Karadeniz kıyısında kurulmuş en eski kentlerden biri olan Trabzon’da yukarıda kısaca isimlerini sunduğumuz eserlerin dışında her bir köyde ve mahallede sevimli çeşmeler, evler, köprüler bize tarihin geçmiş sevimli yüzünü yansıtmaktadır. Akçaabat Orta Mahalle, Sürmene evleri, Ortahisar mahallesindeki eski Türk evleri, konaklar bugün bile işlevlerini yürüten diğer irili ufaklı tarihi eserlerin hepsi ilimizin birer kültür ve tabiat varlığıdır.
TRABZON KÜLTÜR KURUMLARI
Tüm yerleşim birimlerine kadar inmiş okullarımızın yanısıra Trabzon’un kültür hayatına renk veren, yeşermesini sağlayan kütüphane ve kültür merkezleri açısından da oldukça zengin Trabzon’da, İlköğretim çağından - yüksek eğitime kadar aranılan bütün eğitim kurumları bulunmaktadır.
Osmanlı İmparatorluğu’nun 17 vilayetinden biri olan Trabzon fetihten sonra yoğun bir kültürel gelişmeye sahne olmuştur. Bu gelişme içinde kütüphanelerin rolü büyüktür. Tarih seyri içinde kütüphanelerimizden söz etmek istiyoruz :
& Saraçzade Kütüphanesi : Saraçzade Mustafa Efendi tarafından 1762 tarihinde kurulmuştur. Ortahisar Camii’nin karşısında bulunan mescidin üst katında bulunmaktadır.
& Fetvahane Kütüphanesi : Trabzon Valisi Hazinaderzade Osmanpaşa tarafından 1845 tarihinde hizmete açılmıştır.

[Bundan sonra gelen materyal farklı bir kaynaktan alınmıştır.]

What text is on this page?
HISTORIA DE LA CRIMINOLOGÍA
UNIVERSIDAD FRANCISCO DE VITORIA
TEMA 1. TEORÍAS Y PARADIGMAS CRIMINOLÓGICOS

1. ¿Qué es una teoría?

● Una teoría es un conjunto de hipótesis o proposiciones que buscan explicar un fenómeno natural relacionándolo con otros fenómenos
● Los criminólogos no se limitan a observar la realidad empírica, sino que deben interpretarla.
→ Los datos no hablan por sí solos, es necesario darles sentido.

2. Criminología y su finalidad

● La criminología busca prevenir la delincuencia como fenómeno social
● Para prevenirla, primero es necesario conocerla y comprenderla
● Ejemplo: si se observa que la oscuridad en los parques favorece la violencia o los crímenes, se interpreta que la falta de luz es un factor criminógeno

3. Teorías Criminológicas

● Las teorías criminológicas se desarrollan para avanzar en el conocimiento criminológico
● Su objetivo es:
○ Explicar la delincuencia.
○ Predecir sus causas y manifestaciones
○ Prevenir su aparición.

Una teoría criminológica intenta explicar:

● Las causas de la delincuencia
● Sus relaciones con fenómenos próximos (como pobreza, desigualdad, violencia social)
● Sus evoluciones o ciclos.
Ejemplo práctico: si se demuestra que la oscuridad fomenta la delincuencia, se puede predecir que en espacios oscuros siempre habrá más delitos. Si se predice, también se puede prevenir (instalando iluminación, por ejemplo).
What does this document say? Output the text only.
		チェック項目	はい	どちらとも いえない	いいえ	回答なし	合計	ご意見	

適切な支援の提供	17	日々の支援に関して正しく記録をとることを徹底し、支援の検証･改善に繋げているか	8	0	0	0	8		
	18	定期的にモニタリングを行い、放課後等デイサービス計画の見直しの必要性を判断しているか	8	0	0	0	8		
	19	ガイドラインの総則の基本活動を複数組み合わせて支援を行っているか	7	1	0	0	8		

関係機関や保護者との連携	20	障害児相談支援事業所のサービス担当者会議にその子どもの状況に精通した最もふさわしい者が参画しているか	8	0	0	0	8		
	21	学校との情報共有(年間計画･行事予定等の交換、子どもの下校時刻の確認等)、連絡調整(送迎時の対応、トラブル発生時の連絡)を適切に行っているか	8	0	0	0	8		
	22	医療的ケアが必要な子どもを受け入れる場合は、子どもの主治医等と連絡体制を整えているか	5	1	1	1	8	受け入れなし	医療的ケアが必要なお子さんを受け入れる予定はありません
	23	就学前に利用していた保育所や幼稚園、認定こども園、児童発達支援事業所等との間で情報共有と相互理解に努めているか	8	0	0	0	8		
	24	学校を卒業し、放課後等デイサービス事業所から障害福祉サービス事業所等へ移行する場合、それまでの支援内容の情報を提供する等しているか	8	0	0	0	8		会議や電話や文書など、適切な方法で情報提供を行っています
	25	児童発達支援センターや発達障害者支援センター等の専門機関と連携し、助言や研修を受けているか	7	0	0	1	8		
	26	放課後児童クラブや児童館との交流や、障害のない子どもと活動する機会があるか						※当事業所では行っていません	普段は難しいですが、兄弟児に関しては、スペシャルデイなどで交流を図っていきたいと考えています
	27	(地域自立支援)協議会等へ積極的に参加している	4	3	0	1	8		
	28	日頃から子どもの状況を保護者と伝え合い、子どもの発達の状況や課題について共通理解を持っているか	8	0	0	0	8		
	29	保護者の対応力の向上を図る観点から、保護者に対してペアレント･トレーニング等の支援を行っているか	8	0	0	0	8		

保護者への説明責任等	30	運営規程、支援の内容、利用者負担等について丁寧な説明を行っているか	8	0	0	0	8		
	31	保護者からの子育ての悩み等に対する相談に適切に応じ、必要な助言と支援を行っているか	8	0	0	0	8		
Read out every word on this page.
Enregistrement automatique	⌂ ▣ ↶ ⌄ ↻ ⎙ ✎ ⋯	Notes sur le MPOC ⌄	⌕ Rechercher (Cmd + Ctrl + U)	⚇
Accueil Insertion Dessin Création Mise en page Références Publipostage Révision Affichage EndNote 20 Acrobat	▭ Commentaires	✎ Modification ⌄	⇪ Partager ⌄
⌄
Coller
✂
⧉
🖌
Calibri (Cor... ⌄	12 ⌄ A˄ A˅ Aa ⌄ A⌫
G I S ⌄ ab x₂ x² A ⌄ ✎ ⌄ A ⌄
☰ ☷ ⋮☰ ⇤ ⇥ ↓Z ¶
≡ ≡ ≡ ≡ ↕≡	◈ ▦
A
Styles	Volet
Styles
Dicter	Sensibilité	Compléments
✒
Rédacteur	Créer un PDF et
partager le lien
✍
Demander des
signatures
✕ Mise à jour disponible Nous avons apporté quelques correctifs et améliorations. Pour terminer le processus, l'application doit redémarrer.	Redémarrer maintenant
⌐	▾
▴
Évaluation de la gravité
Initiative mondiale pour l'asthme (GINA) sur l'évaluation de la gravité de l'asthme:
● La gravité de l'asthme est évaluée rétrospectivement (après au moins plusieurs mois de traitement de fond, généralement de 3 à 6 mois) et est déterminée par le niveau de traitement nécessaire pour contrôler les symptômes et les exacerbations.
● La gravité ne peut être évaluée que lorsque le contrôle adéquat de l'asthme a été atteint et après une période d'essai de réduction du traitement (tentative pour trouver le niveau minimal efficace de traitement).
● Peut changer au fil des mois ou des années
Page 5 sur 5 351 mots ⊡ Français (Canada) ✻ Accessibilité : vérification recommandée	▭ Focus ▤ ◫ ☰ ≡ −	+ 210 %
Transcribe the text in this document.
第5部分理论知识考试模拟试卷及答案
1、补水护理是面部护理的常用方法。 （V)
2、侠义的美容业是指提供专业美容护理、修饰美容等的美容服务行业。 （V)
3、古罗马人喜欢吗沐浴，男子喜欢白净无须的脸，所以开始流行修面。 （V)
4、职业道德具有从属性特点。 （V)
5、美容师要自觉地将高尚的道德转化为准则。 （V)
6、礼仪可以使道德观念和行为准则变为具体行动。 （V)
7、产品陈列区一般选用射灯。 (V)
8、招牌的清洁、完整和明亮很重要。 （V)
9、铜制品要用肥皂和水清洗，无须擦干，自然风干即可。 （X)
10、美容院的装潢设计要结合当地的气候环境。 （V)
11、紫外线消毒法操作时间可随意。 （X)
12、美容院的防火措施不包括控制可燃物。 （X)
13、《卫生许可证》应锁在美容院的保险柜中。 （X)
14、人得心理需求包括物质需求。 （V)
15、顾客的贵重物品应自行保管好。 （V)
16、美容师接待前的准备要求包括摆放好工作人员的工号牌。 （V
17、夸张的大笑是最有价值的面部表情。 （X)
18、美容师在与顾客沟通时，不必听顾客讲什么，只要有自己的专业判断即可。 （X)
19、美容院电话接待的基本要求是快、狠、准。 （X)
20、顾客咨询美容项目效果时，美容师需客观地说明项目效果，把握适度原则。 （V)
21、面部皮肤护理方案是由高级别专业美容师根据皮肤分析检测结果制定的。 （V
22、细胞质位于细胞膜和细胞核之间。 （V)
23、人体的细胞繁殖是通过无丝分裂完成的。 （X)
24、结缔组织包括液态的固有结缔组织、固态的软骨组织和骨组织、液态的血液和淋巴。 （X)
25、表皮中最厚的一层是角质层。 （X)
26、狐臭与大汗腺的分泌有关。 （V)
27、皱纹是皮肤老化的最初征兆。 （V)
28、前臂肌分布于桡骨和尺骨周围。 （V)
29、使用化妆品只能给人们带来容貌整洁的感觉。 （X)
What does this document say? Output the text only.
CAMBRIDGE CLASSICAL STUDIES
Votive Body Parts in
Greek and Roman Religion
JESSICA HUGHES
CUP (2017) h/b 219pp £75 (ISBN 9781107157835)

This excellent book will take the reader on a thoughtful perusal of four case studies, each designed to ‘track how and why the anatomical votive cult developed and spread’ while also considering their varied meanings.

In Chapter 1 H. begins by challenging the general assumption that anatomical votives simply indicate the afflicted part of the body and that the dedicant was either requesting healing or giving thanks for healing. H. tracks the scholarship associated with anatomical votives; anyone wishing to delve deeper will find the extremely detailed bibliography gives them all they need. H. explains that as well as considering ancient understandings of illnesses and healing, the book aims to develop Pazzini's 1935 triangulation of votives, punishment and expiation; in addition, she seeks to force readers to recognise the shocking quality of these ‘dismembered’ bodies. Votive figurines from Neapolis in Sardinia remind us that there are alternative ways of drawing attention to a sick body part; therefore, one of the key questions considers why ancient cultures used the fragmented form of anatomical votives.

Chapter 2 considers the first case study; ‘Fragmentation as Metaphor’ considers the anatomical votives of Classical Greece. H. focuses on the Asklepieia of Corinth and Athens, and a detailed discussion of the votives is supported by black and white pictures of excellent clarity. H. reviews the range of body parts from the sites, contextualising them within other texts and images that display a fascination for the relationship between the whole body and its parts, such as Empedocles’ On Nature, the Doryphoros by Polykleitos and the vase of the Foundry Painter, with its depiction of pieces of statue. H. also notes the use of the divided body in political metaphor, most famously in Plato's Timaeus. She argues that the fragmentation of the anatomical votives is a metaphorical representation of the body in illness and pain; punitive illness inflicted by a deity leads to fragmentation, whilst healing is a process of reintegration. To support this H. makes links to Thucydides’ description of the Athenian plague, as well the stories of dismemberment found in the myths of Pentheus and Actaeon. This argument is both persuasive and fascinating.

Ortahisar Camii’ne batı yönünde bitişik yer alan bu kütüphanede önemli eserler bulunmaktaydı. Trabzon’un işgali sırasında Rus asar-ı atika müzesi müdürü prof. İnavovitch Ouspenski tarafından 497 kitap seçilerek Rusya’ya nakledilmiştir.
& Ortahisar Kütüphanesi : Ortahisar Camii doğu tarafında yer alan bir odasında 1842 yılında valiliğinin son yılında Trabzon Valisi Hazinedarzade Osman Paşa tarafından açılmıştır.
& Hatuniye Kütüphanesi : 1844 yılında Gülbahar Hatun Camii külliyesi içinde Trabzon Valisi Hazinedarzade Osman Paşa tarafından açılması tasarlanmasına rağmen, onun ölümü üzerine kardeşi Abdullah Paşa tarafından açılmıştır.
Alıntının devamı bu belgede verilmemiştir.